Par Pierre FIRODE | Edition N°:6868 Le 17/10/2024 | Partager

Pierre Firode est professeur agrégé de géographie, membre du laboratoire Médiations, Sorbonne Université

Qualifié de groupe terroriste, de parti politique, d’«État dans l’État» libanais, le Hezbollah demeure difficile à caractériser. Ses modes d’action empruntent aussi bien aux armées conventionnelles qu’aux mouvements terroristes classiques; et le «parti de Dieu» est aussi devenu la principale force politique du Liban et a réussi à s’implanter durablement dans une frange significative de la population libanaise, qui dépasse le cadre de la communauté chiite. Il assure de fait de nombreuses fonctions régaliennes dans le sud du pays, dont le contrôle échappe totalement à un État libanais que beaucoup qualifient d’État failli. Cette substitution du parti à l’État lui confère dès lors la mission de garantir l’intégrité du territoire libanais et d’y protéger les populations, un peu à l’image d’une force conventionnelle. Pour autant, ses attaques récurrentes menées contre Israël, la capture d’otages ou l’organisation d’attentats au Liban (notamment lors de l’occupation israélienne de 1982 à 2000) l’ont fait apparaître comme un groupe terroriste plus soucieux de déstabiliser le statu quo régional au profit de son protecteur et sponsor iranien que de gouverner le Liban.

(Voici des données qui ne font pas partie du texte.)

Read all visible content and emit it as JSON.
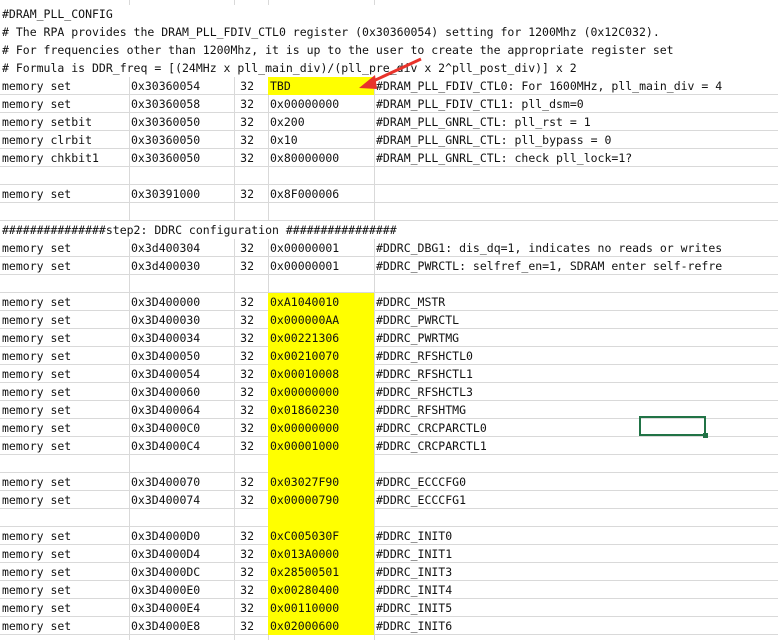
{
  "rows": [
    {
      "c0": "#DRAM_PLL_CONFIG",
      "full": true
    },
    {
      "c0": "# The RPA provides the DRAM_PLL_FDIV_CTL0 register (0x30360054) setting for 1200Mhz (0x12C032).",
      "full": true
    },
    {
      "c0": "# For frequencies other than 1200Mhz, it is up to the user to create the appropriate register set",
      "full": true
    },
    {
      "c0": "# Formula is DDR_freq = [(24MHz x pll_main_div)/(pll_pre_div x 2^pll_post_div)] x 2",
      "full": true
    },
    {
      "c0": "memory set",
      "c1": "0x30360054",
      "c2": "32",
      "c3": "TBD",
      "c4": "#DRAM_PLL_FDIV_CTL0: For 1600MHz, pll_main_div = 4",
      "yellow": true
    },
    {
      "c0": "memory set",
      "c1": "0x30360058",
      "c2": "32",
      "c3": "0x00000000",
      "c4": "#DRAM_PLL_FDIV_CTL1: pll_dsm=0"
    },
    {
      "c0": "memory setbit",
      "c1": "0x30360050",
      "c2": "32",
      "c3": "0x200",
      "c4": "#DRAM_PLL_GNRL_CTL: pll_rst = 1"
    },
    {
      "c0": "memory clrbit",
      "c1": "0x30360050",
      "c2": "32",
      "c3": "0x10",
      "c4": "#DRAM_PLL_GNRL_CTL: pll_bypass = 0"
    },
    {
      "c0": "memory chkbit1",
      "c1": "0x30360050",
      "c2": "32",
      "c3": "0x80000000",
      "c4": "#DRAM_PLL_GNRL_CTL: check pll_lock=1?"
    },
    {},
    {
      "c0": "memory set",
      "c1": "0x30391000",
      "c2": "32",
      "c3": "0x8F000006",
      "c4": ""
    },
    {},
    {
      "c0": "###############step2: DDRC configuration ################",
      "full": true
    },
    {
      "c0": "memory set",
      "c1": "0x3d400304",
      "c2": "32",
      "c3": "0x00000001",
      "c4": "#DDRC_DBG1: dis_dq=1, indicates no reads or writes"
    },
    {
      "c0": "memory set",
      "c1": "0x3d400030",
      "c2": "32",
      "c3": "0x00000001",
      "c4": "#DDRC_PWRCTL: selfref_en=1, SDRAM enter self-refre"
    },
    {},
    {
      "c0": "memory set",
      "c1": "0x3D400000",
      "c2": "32",
      "c3": "0xA1040010",
      "c4": "#DDRC_MSTR",
      "yellow": true
    },
    {
      "c0": "memory set",
      "c1": "0x3D400030",
      "c2": "32",
      "c3": "0x000000AA",
      "c4": "#DDRC_PWRCTL",
      "yellow": true
    },
    {
      "c0": "memory set",
      "c1": "0x3D400034",
      "c2": "32",
      "c3": "0x00221306",
      "c4": "#DDRC_PWRTMG",
      "yellow": true
    },
    {
      "c0": "memory set",
      "c1": "0x3D400050",
      "c2": "32",
      "c3": "0x00210070",
      "c4": "#DDRC_RFSHCTL0",
      "yellow": true
    },
    {
      "c0": "memory set",
      "c1": "0x3D400054",
      "c2": "32",
      "c3": "0x00010008",
      "c4": "#DDRC_RFSHCTL1",
      "yellow": true
    },
    {
      "c0": "memory set",
      "c1": "0x3D400060",
      "c2": "32",
      "c3": "0x00000000",
      "c4": "#DDRC_RFSHCTL3",
      "yellow": true
    },
    {
      "c0": "memory set",
      "c1": "0x3D400064",
      "c2": "32",
      "c3": "0x01860230",
      "c4": "#DDRC_RFSHTMG",
      "yellow": true
    },
    {
      "c0": "memory set",
      "c1": "0x3D4000C0",
      "c2": "32",
      "c3": "0x00000000",
      "c4": "#DDRC_CRCPARCTL0",
      "yellow": true
    },
    {
      "c0": "memory set",
      "c1": "0x3D4000C4",
      "c2": "32",
      "c3": "0x00001000",
      "c4": "#DDRC_CRCPARCTL1",
      "yellow": true
    },
    {
      "yellowEmpty": true
    },
    {
      "c0": "memory set",
      "c1": "0x3D400070",
      "c2": "32",
      "c3": "0x03027F90",
      "c4": "#DDRC_ECCCFG0",
      "yellow": true
    },
    {
      "c0": "memory set",
      "c1": "0x3D400074",
      "c2": "32",
      "c3": "0x00000790",
      "c4": "#DDRC_ECCCFG1",
      "yellow": true
    },
    {
      "yellowEmpty": true
    },
    {
      "c0": "memory set",
      "c1": "0x3D4000D0",
      "c2": "32",
      "c3": "0xC005030F",
      "c4": "#DDRC_INIT0",
      "yellow": true
    },
    {
      "c0": "memory set",
      "c1": "0x3D4000D4",
      "c2": "32",
      "c3": "0x013A0000",
      "c4": "#DDRC_INIT1",
      "yellow": true
    },
    {
      "c0": "memory set",
      "c1": "0x3D4000DC",
      "c2": "32",
      "c3": "0x28500501",
      "c4": "#DDRC_INIT3",
      "yellow": true
    },
    {
      "c0": "memory set",
      "c1": "0x3D4000E0",
      "c2": "32",
      "c3": "0x00280400",
      "c4": "#DDRC_INIT4",
      "yellow": true
    },
    {
      "c0": "memory set",
      "c1": "0x3D4000E4",
      "c2": "32",
      "c3": "0x00110000",
      "c4": "#DDRC_INIT5",
      "yellow": true
    },
    {
      "c0": "memory set",
      "c1": "0x3D4000E8",
      "c2": "32",
      "c3": "0x02000600",
      "c4": "#DDRC_INIT6",
      "yellow": true
    }
  ],
  "colors": {
    "highlight": "#ffff00",
    "gridline": "#d9d9d9",
    "selection": "#217346",
    "arrow": "#e8332b"
  }
}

Cette double identité stratégique du Hezbollah est apparue au grand jour lors de la guerre contre Israël à l’été 2006, quand il a montré non seulement sa capacité à repousser Tsahal de façon conventionnelle lors de certains affrontements en terrain ouvert (notamment la bataille du Wadi Saluki) mais aussi sa maîtrise de la guérilla urbaine lors des combats autour de la ville de Bint Jebel. En quoi ces deux épisodes illustrent-ils la double nature conventionnelle/non conventionnelle du Hezbollah en tant que groupe armé? Quelles leçons peut-on en tirer aujourd’hui, et que nous apprennent-ils sur les différentes issues possibles de l’invasion actuelle du Sud-Liban par Tsahal?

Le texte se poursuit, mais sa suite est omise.